その時は、ちょっと、喉も乾いたし、冷たいものでもと思ってはいたんですよね。
すると、お姉さんが、窓のところまできて何か話しかけてきた。
とっさのことだったので、あたふたしていると、今度は、店の前まで出てきたじゃない。
こうなったら、入るしかないか。


「たけだ」さん。
普通なら、そのまま退散したのかもしれないのだけれど、出てきたお姉さんが、可愛かったので、ちょっと、鼻の下を伸ばしたということもあるかもしれない。

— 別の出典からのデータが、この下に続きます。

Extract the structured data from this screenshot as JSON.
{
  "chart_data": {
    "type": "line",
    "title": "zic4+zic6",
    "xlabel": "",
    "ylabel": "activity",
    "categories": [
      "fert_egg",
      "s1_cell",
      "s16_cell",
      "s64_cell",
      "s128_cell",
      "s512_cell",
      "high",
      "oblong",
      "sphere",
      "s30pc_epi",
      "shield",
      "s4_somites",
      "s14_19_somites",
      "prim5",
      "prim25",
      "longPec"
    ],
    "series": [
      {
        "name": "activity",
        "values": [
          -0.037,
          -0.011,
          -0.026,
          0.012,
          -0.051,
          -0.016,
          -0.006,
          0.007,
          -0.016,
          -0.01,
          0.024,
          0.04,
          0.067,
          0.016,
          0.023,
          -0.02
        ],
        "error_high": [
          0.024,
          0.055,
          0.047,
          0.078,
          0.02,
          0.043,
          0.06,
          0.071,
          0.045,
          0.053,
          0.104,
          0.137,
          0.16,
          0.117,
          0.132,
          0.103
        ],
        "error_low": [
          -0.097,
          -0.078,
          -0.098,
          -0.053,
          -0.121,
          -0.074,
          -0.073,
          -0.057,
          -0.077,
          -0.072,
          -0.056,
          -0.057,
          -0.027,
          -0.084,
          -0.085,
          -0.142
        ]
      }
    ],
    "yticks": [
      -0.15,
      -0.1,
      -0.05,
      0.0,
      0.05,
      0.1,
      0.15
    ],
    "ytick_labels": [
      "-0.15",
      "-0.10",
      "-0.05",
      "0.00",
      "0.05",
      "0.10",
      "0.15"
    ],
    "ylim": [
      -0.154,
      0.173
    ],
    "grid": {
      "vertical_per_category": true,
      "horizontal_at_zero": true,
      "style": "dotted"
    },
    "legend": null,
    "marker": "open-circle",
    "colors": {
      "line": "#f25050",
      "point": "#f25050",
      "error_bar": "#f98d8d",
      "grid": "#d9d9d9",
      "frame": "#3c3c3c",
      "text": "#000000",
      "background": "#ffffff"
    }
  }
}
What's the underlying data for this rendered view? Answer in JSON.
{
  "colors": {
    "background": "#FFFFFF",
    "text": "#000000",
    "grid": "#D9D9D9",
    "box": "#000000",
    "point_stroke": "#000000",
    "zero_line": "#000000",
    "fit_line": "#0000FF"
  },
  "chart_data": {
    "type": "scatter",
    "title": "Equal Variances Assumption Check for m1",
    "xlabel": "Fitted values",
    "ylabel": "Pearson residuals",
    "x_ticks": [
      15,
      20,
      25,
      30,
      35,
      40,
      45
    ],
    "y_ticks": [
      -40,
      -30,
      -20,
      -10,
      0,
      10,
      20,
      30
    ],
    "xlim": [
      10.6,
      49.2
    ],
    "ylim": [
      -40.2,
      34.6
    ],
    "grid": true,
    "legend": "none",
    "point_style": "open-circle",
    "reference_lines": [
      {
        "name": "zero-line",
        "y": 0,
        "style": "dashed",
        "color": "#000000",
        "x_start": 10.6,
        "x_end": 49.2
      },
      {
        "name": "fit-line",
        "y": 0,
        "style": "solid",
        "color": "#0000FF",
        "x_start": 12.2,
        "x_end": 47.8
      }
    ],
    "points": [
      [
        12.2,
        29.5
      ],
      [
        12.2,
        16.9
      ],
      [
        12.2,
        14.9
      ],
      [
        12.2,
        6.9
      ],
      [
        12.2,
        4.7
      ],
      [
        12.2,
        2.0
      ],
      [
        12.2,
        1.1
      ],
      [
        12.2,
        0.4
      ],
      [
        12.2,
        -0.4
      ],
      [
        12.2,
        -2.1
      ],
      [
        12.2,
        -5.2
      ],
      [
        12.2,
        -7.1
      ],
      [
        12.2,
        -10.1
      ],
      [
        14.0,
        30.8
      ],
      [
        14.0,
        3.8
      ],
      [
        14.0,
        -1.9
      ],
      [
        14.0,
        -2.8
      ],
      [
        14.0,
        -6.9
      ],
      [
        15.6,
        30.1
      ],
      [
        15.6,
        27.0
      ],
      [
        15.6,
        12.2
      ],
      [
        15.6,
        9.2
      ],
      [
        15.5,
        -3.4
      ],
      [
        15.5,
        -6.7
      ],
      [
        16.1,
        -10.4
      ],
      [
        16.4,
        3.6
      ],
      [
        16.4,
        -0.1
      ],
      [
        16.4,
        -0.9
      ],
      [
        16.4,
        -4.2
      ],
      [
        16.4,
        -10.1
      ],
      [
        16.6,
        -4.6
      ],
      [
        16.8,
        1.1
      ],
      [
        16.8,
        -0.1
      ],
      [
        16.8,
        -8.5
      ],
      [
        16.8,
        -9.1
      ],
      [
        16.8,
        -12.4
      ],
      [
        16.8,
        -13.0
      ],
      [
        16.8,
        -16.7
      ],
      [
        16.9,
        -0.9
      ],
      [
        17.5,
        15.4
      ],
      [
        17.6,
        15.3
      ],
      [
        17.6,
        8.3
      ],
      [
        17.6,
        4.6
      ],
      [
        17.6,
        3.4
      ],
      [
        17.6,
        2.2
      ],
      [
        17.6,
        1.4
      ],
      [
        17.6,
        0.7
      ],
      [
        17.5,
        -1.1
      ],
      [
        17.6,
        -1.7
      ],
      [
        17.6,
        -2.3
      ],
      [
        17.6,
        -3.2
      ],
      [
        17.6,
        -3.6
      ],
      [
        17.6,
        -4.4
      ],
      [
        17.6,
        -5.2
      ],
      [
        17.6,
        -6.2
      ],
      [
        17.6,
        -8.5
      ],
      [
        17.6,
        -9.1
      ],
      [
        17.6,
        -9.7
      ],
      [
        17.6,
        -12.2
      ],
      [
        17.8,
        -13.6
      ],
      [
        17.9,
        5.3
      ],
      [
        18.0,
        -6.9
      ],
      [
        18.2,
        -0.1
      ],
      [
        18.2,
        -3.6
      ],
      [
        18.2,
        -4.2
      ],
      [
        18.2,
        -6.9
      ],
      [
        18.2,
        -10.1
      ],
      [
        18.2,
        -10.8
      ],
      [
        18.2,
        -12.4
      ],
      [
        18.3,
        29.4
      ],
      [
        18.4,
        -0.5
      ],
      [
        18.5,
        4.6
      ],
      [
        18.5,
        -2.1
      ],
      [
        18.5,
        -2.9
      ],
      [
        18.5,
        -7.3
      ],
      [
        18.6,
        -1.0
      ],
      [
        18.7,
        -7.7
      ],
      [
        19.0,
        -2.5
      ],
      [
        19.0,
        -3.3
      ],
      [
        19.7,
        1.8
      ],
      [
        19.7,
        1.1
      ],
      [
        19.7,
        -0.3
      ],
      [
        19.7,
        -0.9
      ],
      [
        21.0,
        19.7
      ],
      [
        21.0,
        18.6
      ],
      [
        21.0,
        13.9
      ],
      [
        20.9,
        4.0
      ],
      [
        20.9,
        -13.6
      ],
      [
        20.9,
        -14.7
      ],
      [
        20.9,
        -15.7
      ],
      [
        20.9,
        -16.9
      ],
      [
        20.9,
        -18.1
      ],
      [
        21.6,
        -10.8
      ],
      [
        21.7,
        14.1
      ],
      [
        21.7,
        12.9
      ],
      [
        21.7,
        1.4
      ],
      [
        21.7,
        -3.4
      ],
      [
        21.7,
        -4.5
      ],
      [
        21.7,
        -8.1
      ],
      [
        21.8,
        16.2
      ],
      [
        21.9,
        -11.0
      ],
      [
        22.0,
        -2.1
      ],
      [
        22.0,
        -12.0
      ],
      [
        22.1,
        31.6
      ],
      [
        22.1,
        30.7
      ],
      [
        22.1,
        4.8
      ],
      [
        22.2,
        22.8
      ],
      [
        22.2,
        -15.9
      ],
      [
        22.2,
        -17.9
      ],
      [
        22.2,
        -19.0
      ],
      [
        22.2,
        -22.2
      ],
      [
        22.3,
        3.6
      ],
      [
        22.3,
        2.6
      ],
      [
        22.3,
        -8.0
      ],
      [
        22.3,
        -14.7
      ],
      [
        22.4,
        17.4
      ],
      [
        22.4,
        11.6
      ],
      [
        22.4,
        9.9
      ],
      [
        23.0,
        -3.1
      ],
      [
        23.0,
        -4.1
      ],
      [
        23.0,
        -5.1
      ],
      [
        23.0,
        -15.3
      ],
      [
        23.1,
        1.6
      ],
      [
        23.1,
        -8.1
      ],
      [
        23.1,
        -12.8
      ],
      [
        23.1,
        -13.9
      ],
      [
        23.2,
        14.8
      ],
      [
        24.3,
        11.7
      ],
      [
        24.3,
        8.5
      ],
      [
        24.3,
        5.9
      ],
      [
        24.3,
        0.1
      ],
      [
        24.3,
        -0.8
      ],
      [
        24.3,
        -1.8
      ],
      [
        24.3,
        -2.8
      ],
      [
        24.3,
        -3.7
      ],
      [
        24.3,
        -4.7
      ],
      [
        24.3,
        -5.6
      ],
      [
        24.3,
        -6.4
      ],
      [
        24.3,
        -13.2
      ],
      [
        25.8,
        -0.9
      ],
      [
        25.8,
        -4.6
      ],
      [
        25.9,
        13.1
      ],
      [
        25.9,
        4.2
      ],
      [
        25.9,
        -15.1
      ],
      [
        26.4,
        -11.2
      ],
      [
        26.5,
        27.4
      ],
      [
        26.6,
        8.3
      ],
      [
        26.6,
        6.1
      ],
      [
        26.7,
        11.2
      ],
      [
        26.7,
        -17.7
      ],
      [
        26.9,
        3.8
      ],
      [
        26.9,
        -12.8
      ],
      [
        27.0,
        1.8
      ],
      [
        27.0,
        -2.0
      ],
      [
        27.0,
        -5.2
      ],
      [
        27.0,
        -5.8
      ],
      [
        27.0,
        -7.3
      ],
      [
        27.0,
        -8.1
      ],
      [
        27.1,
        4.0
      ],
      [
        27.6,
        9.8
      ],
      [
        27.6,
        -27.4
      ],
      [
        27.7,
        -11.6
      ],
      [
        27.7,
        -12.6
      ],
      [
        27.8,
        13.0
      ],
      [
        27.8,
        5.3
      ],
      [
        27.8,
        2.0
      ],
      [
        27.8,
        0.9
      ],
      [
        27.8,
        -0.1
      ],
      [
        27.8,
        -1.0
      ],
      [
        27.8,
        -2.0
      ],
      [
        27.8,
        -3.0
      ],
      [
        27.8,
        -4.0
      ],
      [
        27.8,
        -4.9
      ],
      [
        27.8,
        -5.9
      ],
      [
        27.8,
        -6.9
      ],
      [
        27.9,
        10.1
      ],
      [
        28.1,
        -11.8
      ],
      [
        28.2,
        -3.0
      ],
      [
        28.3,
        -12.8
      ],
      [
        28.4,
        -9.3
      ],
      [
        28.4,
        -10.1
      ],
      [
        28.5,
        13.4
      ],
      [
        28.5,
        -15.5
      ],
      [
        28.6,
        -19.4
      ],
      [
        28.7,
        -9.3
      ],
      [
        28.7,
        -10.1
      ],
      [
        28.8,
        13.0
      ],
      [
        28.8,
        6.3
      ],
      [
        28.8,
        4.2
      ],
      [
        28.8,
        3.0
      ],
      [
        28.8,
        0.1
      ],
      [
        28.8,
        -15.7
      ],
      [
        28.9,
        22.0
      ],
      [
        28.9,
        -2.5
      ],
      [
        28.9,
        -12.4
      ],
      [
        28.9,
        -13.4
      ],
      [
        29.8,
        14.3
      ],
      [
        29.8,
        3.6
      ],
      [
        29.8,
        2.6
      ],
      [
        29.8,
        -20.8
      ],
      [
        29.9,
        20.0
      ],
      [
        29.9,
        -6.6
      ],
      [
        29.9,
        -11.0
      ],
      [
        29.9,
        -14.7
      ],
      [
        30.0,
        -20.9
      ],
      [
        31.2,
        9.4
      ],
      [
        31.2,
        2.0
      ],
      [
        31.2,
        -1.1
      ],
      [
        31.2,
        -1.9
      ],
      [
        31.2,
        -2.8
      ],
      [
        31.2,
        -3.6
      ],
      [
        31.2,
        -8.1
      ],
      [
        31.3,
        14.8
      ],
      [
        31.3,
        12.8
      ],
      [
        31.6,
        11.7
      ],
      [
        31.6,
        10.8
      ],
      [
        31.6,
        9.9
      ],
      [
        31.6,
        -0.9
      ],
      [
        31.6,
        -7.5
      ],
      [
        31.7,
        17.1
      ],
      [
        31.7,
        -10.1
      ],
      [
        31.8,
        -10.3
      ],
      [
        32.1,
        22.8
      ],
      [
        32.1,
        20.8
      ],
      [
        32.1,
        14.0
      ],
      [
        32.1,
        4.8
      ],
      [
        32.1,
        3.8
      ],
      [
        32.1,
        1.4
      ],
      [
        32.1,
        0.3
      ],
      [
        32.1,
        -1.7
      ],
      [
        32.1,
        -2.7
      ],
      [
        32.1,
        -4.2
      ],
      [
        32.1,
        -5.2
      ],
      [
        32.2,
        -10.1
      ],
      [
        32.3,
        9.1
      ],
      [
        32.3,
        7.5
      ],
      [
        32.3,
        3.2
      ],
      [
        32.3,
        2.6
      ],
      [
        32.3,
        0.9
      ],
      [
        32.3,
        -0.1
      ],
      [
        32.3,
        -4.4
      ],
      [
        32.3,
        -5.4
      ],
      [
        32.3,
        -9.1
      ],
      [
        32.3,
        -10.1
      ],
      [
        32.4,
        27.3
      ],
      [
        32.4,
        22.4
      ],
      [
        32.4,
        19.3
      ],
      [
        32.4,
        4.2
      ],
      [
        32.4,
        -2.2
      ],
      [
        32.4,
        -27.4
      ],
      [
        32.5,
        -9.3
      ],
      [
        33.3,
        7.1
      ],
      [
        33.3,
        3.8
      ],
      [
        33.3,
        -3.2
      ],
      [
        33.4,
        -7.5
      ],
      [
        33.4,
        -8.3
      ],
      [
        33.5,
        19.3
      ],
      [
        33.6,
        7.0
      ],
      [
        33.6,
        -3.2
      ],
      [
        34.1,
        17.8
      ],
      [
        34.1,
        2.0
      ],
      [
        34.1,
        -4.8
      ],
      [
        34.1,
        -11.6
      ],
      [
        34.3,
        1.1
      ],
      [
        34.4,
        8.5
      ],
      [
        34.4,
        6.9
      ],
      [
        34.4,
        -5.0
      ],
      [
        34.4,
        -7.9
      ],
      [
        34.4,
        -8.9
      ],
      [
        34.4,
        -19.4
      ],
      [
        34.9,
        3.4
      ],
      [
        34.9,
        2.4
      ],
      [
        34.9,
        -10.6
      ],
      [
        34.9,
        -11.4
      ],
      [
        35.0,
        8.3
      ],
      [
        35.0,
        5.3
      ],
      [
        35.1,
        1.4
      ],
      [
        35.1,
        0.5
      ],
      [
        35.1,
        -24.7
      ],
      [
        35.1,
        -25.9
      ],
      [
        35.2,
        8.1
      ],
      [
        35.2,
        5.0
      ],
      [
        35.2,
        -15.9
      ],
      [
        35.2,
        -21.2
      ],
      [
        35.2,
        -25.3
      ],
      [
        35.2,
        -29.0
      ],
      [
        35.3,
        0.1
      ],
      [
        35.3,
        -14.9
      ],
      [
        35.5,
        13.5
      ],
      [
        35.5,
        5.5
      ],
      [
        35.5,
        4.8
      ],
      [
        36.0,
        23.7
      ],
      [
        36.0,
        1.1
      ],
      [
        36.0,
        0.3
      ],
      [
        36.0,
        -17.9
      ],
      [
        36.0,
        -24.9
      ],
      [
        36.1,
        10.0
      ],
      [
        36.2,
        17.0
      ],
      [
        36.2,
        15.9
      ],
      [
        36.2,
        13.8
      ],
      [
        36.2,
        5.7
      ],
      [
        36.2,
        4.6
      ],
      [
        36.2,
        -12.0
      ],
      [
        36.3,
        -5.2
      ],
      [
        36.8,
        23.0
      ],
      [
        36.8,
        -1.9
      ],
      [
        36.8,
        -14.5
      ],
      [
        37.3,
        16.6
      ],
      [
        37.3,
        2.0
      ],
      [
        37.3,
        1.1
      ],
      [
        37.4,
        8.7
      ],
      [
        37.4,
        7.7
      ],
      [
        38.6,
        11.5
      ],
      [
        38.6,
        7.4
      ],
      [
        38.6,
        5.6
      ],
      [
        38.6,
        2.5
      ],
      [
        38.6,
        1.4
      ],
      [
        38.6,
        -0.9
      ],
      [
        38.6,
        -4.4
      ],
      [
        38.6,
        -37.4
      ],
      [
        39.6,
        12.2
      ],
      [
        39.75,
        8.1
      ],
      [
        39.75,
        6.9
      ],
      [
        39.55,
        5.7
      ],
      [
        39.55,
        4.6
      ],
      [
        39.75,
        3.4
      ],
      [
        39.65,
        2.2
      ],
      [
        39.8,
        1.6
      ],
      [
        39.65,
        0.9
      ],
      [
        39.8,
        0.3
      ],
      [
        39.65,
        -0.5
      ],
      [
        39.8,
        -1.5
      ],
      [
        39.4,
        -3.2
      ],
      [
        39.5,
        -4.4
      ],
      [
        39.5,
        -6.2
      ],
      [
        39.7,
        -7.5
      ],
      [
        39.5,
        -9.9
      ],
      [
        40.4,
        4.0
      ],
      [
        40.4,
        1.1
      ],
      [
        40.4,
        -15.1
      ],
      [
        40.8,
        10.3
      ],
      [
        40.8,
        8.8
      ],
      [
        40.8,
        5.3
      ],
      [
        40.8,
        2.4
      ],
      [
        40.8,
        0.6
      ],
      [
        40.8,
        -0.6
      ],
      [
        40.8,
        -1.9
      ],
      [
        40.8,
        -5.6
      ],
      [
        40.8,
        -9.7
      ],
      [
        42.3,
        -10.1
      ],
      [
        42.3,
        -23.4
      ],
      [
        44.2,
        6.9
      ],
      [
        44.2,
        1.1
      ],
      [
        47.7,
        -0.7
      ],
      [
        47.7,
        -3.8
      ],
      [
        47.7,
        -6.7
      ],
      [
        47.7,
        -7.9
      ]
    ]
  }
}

店は、昔は、理髪店だったようで、それを改装されたそうだ。
なかなか、オシャレな内装で、カウンターには、地元の男性と、後ろのテーブルには、これまた地元の女性2人がいた。
コーヒーフロートを頼んだ。
ママと、隣の男性とお話をしていると、実に、居心地の良い店である。
予定していた電車の時刻だけれど、もう1本、出発を後らせよう。
そういえば、さっき金劔宮で見かけた女性用の白いブラウスを着て、スカートをはいた地元の人ではない男性が店に入ってきたので、しかも、その男性は初めてじゃない様子だったので、誰にでも、のんびりしたいなと思わせる雰囲気のあるお店なんだろうなと思う。
この凡だって、電車を後らせているし。
それで、今日は、金沢に泊まるみたいな話をしていると、お姉さんのお店の2階がゲストハウスになっているという。
それなら、そのゲストハウスに泊まるのも旅の面白さなのかもと思ったのですが、その時には、すでに、金沢のホテルを予約した後だったのだ。
まさに、1時間ぐらい前にネットで予約したばかりだ。
少しばかり、残念。
というか、可愛いお姉さんと何かあるのではと、イヤラシイ期待をしていたわけではありませんよ。
さて、そろそろ、1本遅らせた電車の時間である。
もう1本、後らせようかなと、そんな気になってしまう。
横の男性も、車で駅まで送ってくれるというのだが、それは辞退をして、お会計をした。
今度、金沢に来ることがあったら、また来てもいいなと思えるお店でした。

さて、北陸鉄道で、新西金沢駅まで移動して、JRで金沢駅に移動。
今日のホテルは、金沢駅のすぐ近くである。
コメント
おっ、魚がし食堂ですね!
金沢駅にもできたんですね
と言うか、昔からあったのかな?
自分も魚がし食堂の東力店で食べましたよ
初めて金沢に行った時だったか、福井などに行く前だったか、けっこうなボリュームで美味しかった記憶があります
凡蔵さんが食べたセットは煮魚と焼き魚が微妙だったようでちょっとガッカリでしたね
画像を見ると煮魚はほぼ頭だけだし、焼き魚は身があまりついてないように見えます
う~ん、残念・・・
ありがとう、ゆけむりさん。
ここは、ボリュームがありますよね。そして、手ごろなお値段。
私も、素直に、海鮮丼にしておけば良かったかもしれません。
スペシャルは、見た目はインパクトはありますが、ゆけむりさんが言うように、
煮魚は、頭の荒煮で、骨が大きいだけで、身はあまりなかったです。
荒煮なんだから、そんなものだと言われるかもしれませんが、それにしても、身が少ないように思いました。
んでもって、赤魚は、身が付いていないというより、焼き過ぎて縮んじゃった?のか、カシカシで硬くて、
箸が入りませんでしたよ。
隣の海鮮丼を食べてる人は、美味しそうだったので、今度は、日替わりの海鮮丼かなと思います。
というか、いつ行くか分かりませんが。